In New Zealand most medical procedures cannot be patented. The new Patents Act 2013 specifically excludes methods of treatment of human beings by surgery or therapy, and methods of diagnosis practiced on human beings, from being patented.
The definition of therapy includes both curative and preventative treatments of diseases and medical conditions. Generally this is any medical procedure that would normally be carried out by or under the supervision of a medical professional, even if the actual treatment takes place outside the body (for example in an extracorporeal blood dialysis or filtration method). Exceptions to this rule include non-therapeutic medical procedures or treatments. For example, purely cosmetic treatments are patentable (such as treatments of the hair or skin, provided there are no therapeutic benefits). Medical procedures relating to methods of contraception are generally considered to be patentable, as preventing pregnancy is not considered to be therapeutic.
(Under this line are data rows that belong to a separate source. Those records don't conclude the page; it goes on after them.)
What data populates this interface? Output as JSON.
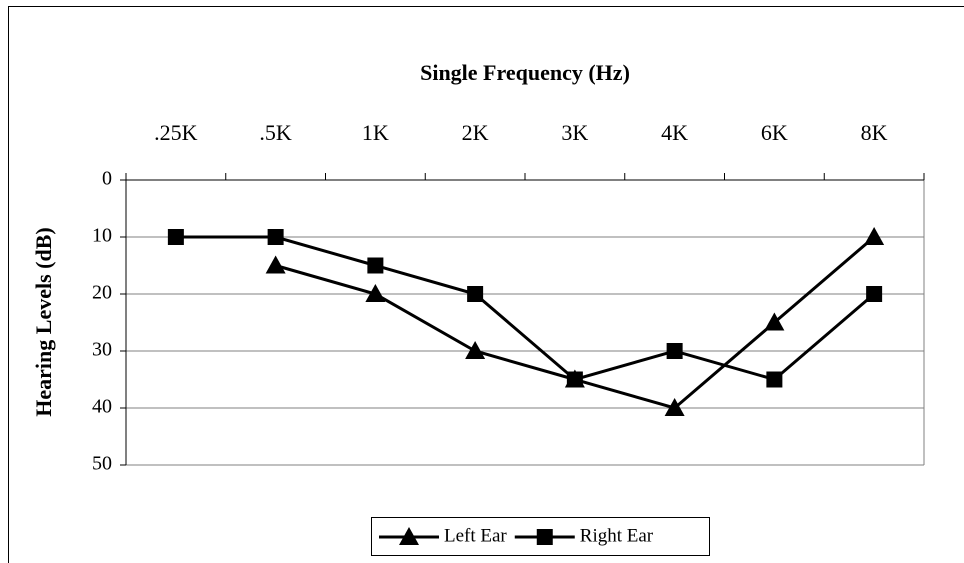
{
  "chart_data": {
    "type": "line",
    "title": "Single Frequency (Hz)",
    "y_label": "Hearing Levels (dB)",
    "categories": [
      ".25K",
      ".5K",
      "1K",
      "2K",
      "3K",
      "4K",
      "6K",
      "8K"
    ],
    "x_axis_position": "top",
    "y_inverted": true,
    "ylim": [
      0,
      50
    ],
    "yticks": [
      0,
      10,
      20,
      30,
      40,
      50
    ],
    "grid": true,
    "legend": "bottom",
    "series": [
      {
        "name": "Left Ear",
        "color": "#000000",
        "marker": "triangle",
        "values": [
          null,
          15,
          20,
          30,
          35,
          40,
          25,
          10
        ]
      },
      {
        "name": "Right Ear",
        "color": "#000000",
        "marker": "square",
        "values": [
          10,
          10,
          15,
          20,
          35,
          30,
          35,
          20
        ]
      }
    ]
  }
}
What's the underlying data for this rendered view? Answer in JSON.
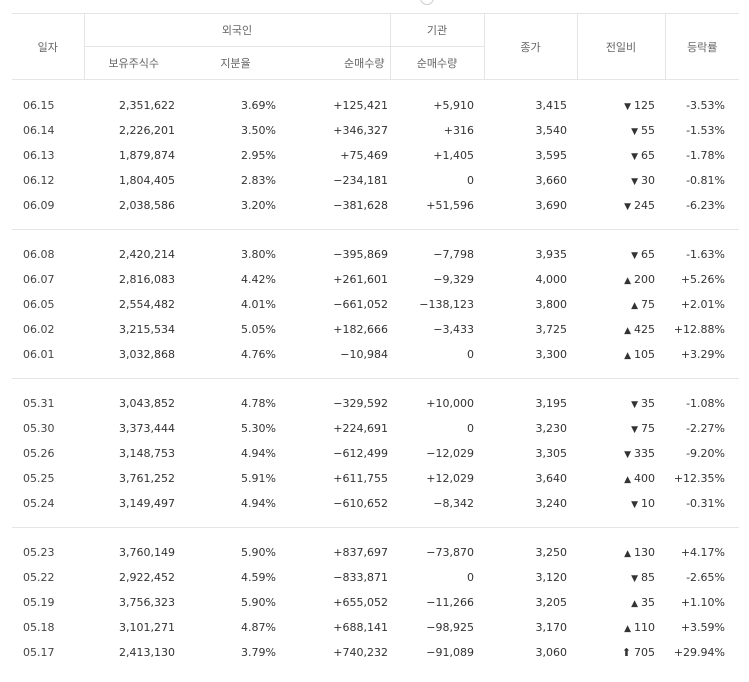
{
  "header": {
    "date": "일자",
    "foreign": "외국인",
    "institution": "기관",
    "holdings": "보유주식수",
    "ratio": "지분율",
    "foreign_net": "순매수량",
    "inst_net": "순매수량",
    "close": "종가",
    "change": "전일비",
    "rate": "등락률"
  },
  "colors": {
    "up": "#e02020",
    "down": "#2a62c9",
    "neutral": "#333333"
  },
  "groups": [
    [
      {
        "date": "06.15",
        "holdings": "2,351,622",
        "ratio": "3.69%",
        "foreign_net": "+125,421",
        "inst_net": "+5,910",
        "close": "3,415",
        "change": "125",
        "dir": "down",
        "rate": "-3.53%"
      },
      {
        "date": "06.14",
        "holdings": "2,226,201",
        "ratio": "3.50%",
        "foreign_net": "+346,327",
        "inst_net": "+316",
        "close": "3,540",
        "change": "55",
        "dir": "down",
        "rate": "-1.53%"
      },
      {
        "date": "06.13",
        "holdings": "1,879,874",
        "ratio": "2.95%",
        "foreign_net": "+75,469",
        "inst_net": "+1,405",
        "close": "3,595",
        "change": "65",
        "dir": "down",
        "rate": "-1.78%"
      },
      {
        "date": "06.12",
        "holdings": "1,804,405",
        "ratio": "2.83%",
        "foreign_net": "−234,181",
        "inst_net": "0",
        "close": "3,660",
        "change": "30",
        "dir": "down",
        "rate": "-0.81%"
      },
      {
        "date": "06.09",
        "holdings": "2,038,586",
        "ratio": "3.20%",
        "foreign_net": "−381,628",
        "inst_net": "+51,596",
        "close": "3,690",
        "change": "245",
        "dir": "down",
        "rate": "-6.23%"
      }
    ],
    [
      {
        "date": "06.08",
        "holdings": "2,420,214",
        "ratio": "3.80%",
        "foreign_net": "−395,869",
        "inst_net": "−7,798",
        "close": "3,935",
        "change": "65",
        "dir": "down",
        "rate": "-1.63%"
      },
      {
        "date": "06.07",
        "holdings": "2,816,083",
        "ratio": "4.42%",
        "foreign_net": "+261,601",
        "inst_net": "−9,329",
        "close": "4,000",
        "change": "200",
        "dir": "up",
        "rate": "+5.26%"
      },
      {
        "date": "06.05",
        "holdings": "2,554,482",
        "ratio": "4.01%",
        "foreign_net": "−661,052",
        "inst_net": "−138,123",
        "close": "3,800",
        "change": "75",
        "dir": "up",
        "rate": "+2.01%"
      },
      {
        "date": "06.02",
        "holdings": "3,215,534",
        "ratio": "5.05%",
        "foreign_net": "+182,666",
        "inst_net": "−3,433",
        "close": "3,725",
        "change": "425",
        "dir": "up",
        "rate": "+12.88%"
      },
      {
        "date": "06.01",
        "holdings": "3,032,868",
        "ratio": "4.76%",
        "foreign_net": "−10,984",
        "inst_net": "0",
        "close": "3,300",
        "change": "105",
        "dir": "up",
        "rate": "+3.29%"
      }
    ],
    [
      {
        "date": "05.31",
        "holdings": "3,043,852",
        "ratio": "4.78%",
        "foreign_net": "−329,592",
        "inst_net": "+10,000",
        "close": "3,195",
        "change": "35",
        "dir": "down",
        "rate": "-1.08%"
      },
      {
        "date": "05.30",
        "holdings": "3,373,444",
        "ratio": "5.30%",
        "foreign_net": "+224,691",
        "inst_net": "0",
        "close": "3,230",
        "change": "75",
        "dir": "down",
        "rate": "-2.27%"
      },
      {
        "date": "05.26",
        "holdings": "3,148,753",
        "ratio": "4.94%",
        "foreign_net": "−612,499",
        "inst_net": "−12,029",
        "close": "3,305",
        "change": "335",
        "dir": "down",
        "rate": "-9.20%"
      },
      {
        "date": "05.25",
        "holdings": "3,761,252",
        "ratio": "5.91%",
        "foreign_net": "+611,755",
        "inst_net": "+12,029",
        "close": "3,640",
        "change": "400",
        "dir": "up",
        "rate": "+12.35%"
      },
      {
        "date": "05.24",
        "holdings": "3,149,497",
        "ratio": "4.94%",
        "foreign_net": "−610,652",
        "inst_net": "−8,342",
        "close": "3,240",
        "change": "10",
        "dir": "down",
        "rate": "-0.31%"
      }
    ],
    [
      {
        "date": "05.23",
        "holdings": "3,760,149",
        "ratio": "5.90%",
        "foreign_net": "+837,697",
        "inst_net": "−73,870",
        "close": "3,250",
        "change": "130",
        "dir": "up",
        "rate": "+4.17%"
      },
      {
        "date": "05.22",
        "holdings": "2,922,452",
        "ratio": "4.59%",
        "foreign_net": "−833,871",
        "inst_net": "0",
        "close": "3,120",
        "change": "85",
        "dir": "down",
        "rate": "-2.65%"
      },
      {
        "date": "05.19",
        "holdings": "3,756,323",
        "ratio": "5.90%",
        "foreign_net": "+655,052",
        "inst_net": "−11,266",
        "close": "3,205",
        "change": "35",
        "dir": "up",
        "rate": "+1.10%"
      },
      {
        "date": "05.18",
        "holdings": "3,101,271",
        "ratio": "4.87%",
        "foreign_net": "+688,141",
        "inst_net": "−98,925",
        "close": "3,170",
        "change": "110",
        "dir": "up",
        "rate": "+3.59%"
      },
      {
        "date": "05.17",
        "holdings": "2,413,130",
        "ratio": "3.79%",
        "foreign_net": "+740,232",
        "inst_net": "−91,089",
        "close": "3,060",
        "change": "705",
        "dir": "upper-limit",
        "rate": "+29.94%"
      }
    ]
  ]
}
The definition of surgery includes the treatment of the body by operation or manipulation. It is therefore not limited to cutting the body, but also includes the setting of broken bones or dislocated joints (closed surgery), and dental surgery. In general, any operation on the body which requires the skill or knowledge of a surgeon or other medical professional is regarded as being surgery, whether or not it is therapeutic. Therefore methods of surgery for cosmetic purposes, or other non-therapeutic purposes such as sterilisation, are not patentable.
Diagnostic medical procedures cannot be patented if they are practised on a living human body. However, in vitro diagnostic procedures, performed on blood or other samples that have been removed from the body, are patentable.